Trader, rockeuse, sniper et vidéojoueuse : une formidable association improbable pour conjurer le mauvais usage terminal de ces routines et sous-routines informatiques devenues un peu plus que des fantômes au cœur de nos machines.
Dans les couloirs venteux des réseaux électroniques, des moteurs informatiques s’affairent. Certains présentent des caractéristiques très spécialisées, d’autres ont des compétences plus générales. La plupart peuvent mobiliser instantanément de gigantesques capacités de calcul qui dépassent de loin ce que leurs concepteurs initiaux ont pu imaginer au départ. Ces « intelligences artificielles », puisque c’est le nom qui leur échoit souvent par abus de langage, ont éventuellement leurs objectifs propres, le plus fréquemment insondables, mais beaucoup se laissent aisément convaincre de participer à certains « jeux » qui ont bien peu à voir avec leur cahier des charges « officiel ». Adrien, trader de très haute volée, machiavélique et néanmoins vieillissant, fait partie des rares initiés capables de dialoguer, sous une forme rudimentaire mais suffisante, avec ces entités mystérieuses que sont ces « machines fantômes ». Une chanteuse de rock qui n’a pas nécessairement pleinement envie de suivre sa voie désormais toute tracée, une joueuse experte de MMORPG qui ne révèle pas toujours toutefois à ses partenaires de jeu certaines techniques « un peu spéciales » qu’elle utilise pour se sortir de situations apparemment inextricables, ainsi qu’un militaire tireur d’élite gérant de son mieux un fort stress post-traumatique après une terrible « bavure », tandis que sa famille musulmane est plus qu’au bord de la déchirure, devront former avec Adrien un quatuor à la fois exceptionnel et improbable pour s’opposer à un intrus de génie, à qui a été imprudemment ouverte, telle une porte de Pandore, la voie de l’accès à ces intelligences d’un tout autre type.

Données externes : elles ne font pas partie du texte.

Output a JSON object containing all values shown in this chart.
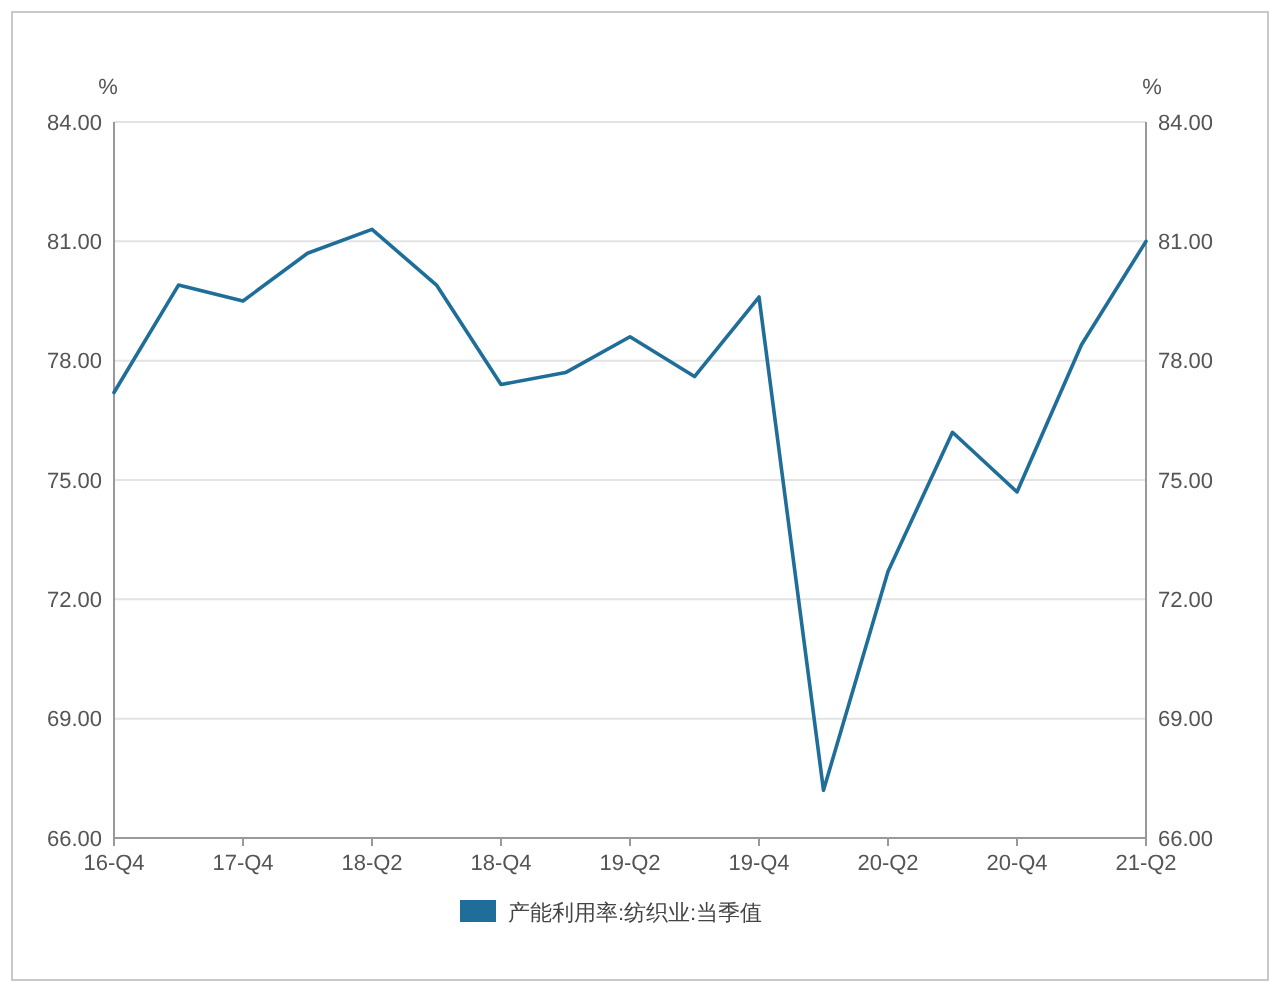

Trois ans avant le passionnant Composite, Olivier Paquet publiait en 2019 à L’Atalante son huitième roman, première incursion redoutable et joliment spéculative dans un monde où rôdent désormais, sous des formes toujours à préciser, ce qu’il est convenu d’appeler intelligences artificielles.
Pour nous offrir un texte qui tient magnifiquement à distance nombre de considérations science-fictives sur ce sujet, motifs qui sont devenus progressivement de nouveaux clichés [...], l’auteur a su choisir une forme relativement inédite de réalisme, dans lequel les machines ne raisonnent en effet pas du tout comme nous, et dans lequel les programmes utilitaires développés pour notre confort, notre sécurité ou notre avidité déterminent largement les modalités de travail de ces fantômes. Ce réalisme relatif lui ouvre une voie souveraine, soigneusement notée par Tristan Garcia dans sa postface, vers la prise en compte du storytelling en soi, de la manière dont les récits, à toute échelle, de la plus individuelle à la plus englobante, deviennent les vecteurs rares d’une production de sens à moyen et long terme à opposer à un utilitarisme à court terme monstrueusement généralisé, et les moyens concrets d’associer sans les opposer la connaissance de l’Histoire à celle de la technologie.